# Homework Help: Gravitational field for 2 particles

1. Oct 9, 2008

### Symstar

1. The problem statement, all variables and given/known data
Two identical particles, each of mass m, are located on the x axis at x = +x0 and x = -x0.

Determine a formula for the gravitational field due to these two particles for points on the y axis; that is, write $$\vec{g}$$ as a function of y, m, x0, and so on.
Express your answers in terms of the variables y, m, x0, and appropriate constants. Answer in the form gx,gy.

2. Relevant equations
$$\vec{g}=\frac{\vec{F}}{m}$$
$$\vec{g}=\frac{GM}{r^2}\hat{r}$$

3. The attempt at a solution
I'm really at a loss as to how to approach this problem. I would assume that, graphically, the y axis will be between the two particles and that we are trying to find the components of g in terms of the point on the y axis.

I suppose that in this frame we have a triangle with our particles on two corners and our point on the y axis at the third corner.

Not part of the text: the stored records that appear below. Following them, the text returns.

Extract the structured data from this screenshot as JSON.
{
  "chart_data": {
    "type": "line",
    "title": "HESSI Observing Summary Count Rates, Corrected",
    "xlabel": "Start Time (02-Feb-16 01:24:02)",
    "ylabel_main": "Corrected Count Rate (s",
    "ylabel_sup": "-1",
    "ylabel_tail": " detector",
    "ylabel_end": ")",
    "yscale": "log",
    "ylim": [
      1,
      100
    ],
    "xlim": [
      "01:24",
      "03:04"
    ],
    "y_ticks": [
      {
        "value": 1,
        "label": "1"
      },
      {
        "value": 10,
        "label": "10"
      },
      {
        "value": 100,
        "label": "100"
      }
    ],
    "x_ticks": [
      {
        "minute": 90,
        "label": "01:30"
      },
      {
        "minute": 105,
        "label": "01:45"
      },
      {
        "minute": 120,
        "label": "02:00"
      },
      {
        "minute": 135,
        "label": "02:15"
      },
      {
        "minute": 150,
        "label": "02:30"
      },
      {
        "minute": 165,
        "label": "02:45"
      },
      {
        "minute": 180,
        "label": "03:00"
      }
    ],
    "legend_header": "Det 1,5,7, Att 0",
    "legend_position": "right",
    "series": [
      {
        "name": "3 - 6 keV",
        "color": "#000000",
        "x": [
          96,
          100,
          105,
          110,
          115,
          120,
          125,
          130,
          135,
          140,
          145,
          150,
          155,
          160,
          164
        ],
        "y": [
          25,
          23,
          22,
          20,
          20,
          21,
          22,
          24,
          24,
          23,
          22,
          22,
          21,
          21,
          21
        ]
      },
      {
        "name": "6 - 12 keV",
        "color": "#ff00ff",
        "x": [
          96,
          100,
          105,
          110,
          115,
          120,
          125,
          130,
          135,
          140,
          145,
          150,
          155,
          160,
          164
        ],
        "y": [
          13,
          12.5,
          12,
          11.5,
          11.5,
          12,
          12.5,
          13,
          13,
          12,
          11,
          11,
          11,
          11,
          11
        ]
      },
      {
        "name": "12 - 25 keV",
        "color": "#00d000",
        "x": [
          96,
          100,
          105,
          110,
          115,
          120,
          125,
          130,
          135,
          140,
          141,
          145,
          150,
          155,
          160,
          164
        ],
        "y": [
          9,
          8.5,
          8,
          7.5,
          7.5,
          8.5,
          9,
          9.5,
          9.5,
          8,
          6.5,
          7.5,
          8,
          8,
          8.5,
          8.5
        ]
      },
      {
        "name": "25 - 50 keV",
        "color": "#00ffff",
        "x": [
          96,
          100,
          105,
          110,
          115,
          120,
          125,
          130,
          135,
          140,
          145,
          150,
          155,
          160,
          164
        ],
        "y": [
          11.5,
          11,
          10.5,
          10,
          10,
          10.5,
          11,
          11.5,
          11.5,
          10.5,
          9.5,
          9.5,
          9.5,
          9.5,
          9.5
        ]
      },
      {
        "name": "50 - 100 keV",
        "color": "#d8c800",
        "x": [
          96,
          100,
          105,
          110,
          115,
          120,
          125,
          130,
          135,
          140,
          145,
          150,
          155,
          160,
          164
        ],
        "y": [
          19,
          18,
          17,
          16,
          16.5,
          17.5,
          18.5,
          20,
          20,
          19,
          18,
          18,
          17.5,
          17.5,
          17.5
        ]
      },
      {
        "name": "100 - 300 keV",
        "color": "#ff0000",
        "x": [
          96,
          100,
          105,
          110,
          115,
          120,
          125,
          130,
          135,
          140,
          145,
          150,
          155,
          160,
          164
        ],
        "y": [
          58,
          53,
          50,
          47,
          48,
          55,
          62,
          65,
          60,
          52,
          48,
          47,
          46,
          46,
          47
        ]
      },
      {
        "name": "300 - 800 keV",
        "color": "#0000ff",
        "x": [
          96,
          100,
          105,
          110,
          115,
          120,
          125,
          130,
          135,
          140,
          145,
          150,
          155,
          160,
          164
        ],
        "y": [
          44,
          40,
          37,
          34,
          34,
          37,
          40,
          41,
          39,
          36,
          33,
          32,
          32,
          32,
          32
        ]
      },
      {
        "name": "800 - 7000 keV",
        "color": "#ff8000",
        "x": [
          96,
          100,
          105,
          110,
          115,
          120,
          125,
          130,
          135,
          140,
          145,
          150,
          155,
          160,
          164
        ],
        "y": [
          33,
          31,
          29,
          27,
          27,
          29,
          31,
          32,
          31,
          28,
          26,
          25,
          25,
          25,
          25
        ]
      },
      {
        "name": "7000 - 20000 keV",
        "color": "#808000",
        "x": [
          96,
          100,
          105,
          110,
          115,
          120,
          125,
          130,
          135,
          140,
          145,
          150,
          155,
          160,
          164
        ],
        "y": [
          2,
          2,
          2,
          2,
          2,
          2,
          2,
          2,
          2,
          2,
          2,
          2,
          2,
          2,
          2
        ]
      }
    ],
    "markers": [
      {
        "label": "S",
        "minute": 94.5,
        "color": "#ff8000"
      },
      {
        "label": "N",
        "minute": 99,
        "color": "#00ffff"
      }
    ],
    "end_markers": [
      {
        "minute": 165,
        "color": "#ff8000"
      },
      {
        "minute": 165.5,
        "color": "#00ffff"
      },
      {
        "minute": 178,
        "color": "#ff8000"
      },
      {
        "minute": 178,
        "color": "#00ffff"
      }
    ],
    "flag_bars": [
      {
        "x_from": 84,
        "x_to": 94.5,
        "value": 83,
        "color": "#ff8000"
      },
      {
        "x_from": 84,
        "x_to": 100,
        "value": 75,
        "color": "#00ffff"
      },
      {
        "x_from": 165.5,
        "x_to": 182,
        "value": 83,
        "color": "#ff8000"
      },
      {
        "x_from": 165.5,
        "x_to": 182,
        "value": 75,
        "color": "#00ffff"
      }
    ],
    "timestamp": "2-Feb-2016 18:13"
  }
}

I'm still very unsure as to how gravitational fields work in cases like this, but here's what I attempted:

$$\vec{g}=\frac{\vec{F_1}}{m} + \frac{\vec{F_2}}{m}$$
$$\vec{g}=\frac{mG}{r^2_1}\hat{r_1} + \frac{mG}{r^2_2}\hat{r_2}$$
$$r^2_1=-x^2_0+y^2$$
$$r^2_2=x^2_0+y^2$$
$$\vec{g}=\frac{mG}{-x^2_0+y^2}\hat{r_1} + \frac{mG}{x^2_0+y^2}\hat{r_2}$$

At this point, assuming I haven't made a mistake (I doubt that I haven't) I don't know what to do. Could someone give me a hand and some explaining, please?
1. The problem statement, all variables and given/known data

2. Relevant equations

3. The attempt at a solution

2. Oct 9, 2008

### nasu

You are on the right track, kind of.

Correction:
r1^2= xo^2+y^2=r2^2

Then find the x and y components for each one of the two forces (or gravitational fields).